Steve Taylore-Knowles looks at the stories behind the English language.

In the Middle Ages, much midnight oil was burnt by alchemists in their search for the Philosopher’s Stone. This mythical substance would supposedly do two things: turn base metals into gold (thereby making the alchemist rich) and rejuvenate human beings (thereby making the alchemist young and rich). Although they laid the foundations for modern science, alchemists unfortunately failed to find this secret of eternal youth. However, modern science has succeeded where they failed and given us botox, the fashionable wrinkle-removing treatment, and it wasn’t found in the bottom of a crucible but in a sausage.

During the Napoleonic Wars, in the early nineteenth century, there was an outbreak of food poisoning in Stuttgart and it was suspected that smoked sausages were the culprits.
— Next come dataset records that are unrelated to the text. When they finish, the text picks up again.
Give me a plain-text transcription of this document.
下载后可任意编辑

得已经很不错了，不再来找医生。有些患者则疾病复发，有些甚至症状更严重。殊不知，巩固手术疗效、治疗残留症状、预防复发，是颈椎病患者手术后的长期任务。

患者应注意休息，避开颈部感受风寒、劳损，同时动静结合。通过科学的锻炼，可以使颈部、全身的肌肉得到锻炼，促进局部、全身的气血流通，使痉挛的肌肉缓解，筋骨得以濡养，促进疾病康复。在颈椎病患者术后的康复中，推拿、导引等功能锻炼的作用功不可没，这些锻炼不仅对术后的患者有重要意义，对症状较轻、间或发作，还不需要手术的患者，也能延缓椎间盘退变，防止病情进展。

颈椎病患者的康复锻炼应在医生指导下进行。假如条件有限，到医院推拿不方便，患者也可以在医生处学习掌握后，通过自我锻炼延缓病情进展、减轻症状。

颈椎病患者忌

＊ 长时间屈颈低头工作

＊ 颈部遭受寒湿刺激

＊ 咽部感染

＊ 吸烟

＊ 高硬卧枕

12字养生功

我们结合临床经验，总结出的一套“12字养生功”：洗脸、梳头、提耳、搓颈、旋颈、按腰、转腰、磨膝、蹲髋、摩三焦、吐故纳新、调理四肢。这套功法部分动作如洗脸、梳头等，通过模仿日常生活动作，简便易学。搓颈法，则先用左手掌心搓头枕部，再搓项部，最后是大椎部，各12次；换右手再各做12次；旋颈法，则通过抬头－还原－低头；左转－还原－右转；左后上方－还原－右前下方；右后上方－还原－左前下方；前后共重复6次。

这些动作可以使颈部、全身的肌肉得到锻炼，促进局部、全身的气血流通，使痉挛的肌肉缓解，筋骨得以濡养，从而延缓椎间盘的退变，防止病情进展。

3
Justinus Kerner, a medical officer, investigated this ‘sausage poison’, which caused paralysis from the head down, eventually resulting in death by suffocation. He thought it had a biological origin and the condition became known as ‘Kerner’s disease’ and later botulism, from the Latin botulus, meaning ‘sausage’. The organism responsible was eventually identified towards the end of the century by a Belgian, Emile Pierre van Ermengem, who named it Bacillus botulinus, later changed to Clostridium botulinus.

Over the course of the twentieth century, the toxin responsible for the disease, botulinum toxin type A, was isolated and studied. It acts by interfering in the transmission of signals from nerves to muscle cells and is highly toxic; it’s estimated that a gram would be enough to kill a million people. However, in minute quantities, it has medical applications in treating muscle spasms, excessive sweating and wrinkly faces. According to the Allergan website, the offical manufacturers of Botox® (botulinum toxin) Cosmetic, it works ‘by reducing the contractions of the muscles that cause those persistent frown lines that have developed over time.’ They also say that ‘side effects following injection include temporary eyelid droop and nausea...localized pain, infection, inflammation, tenderness, swelling, redness, and/or bleeding/bruising’, so you have been warned.

Call me old-fashioned, but personally I plan to just eat the sausages (well-cooked, of course) and grow old gracefully.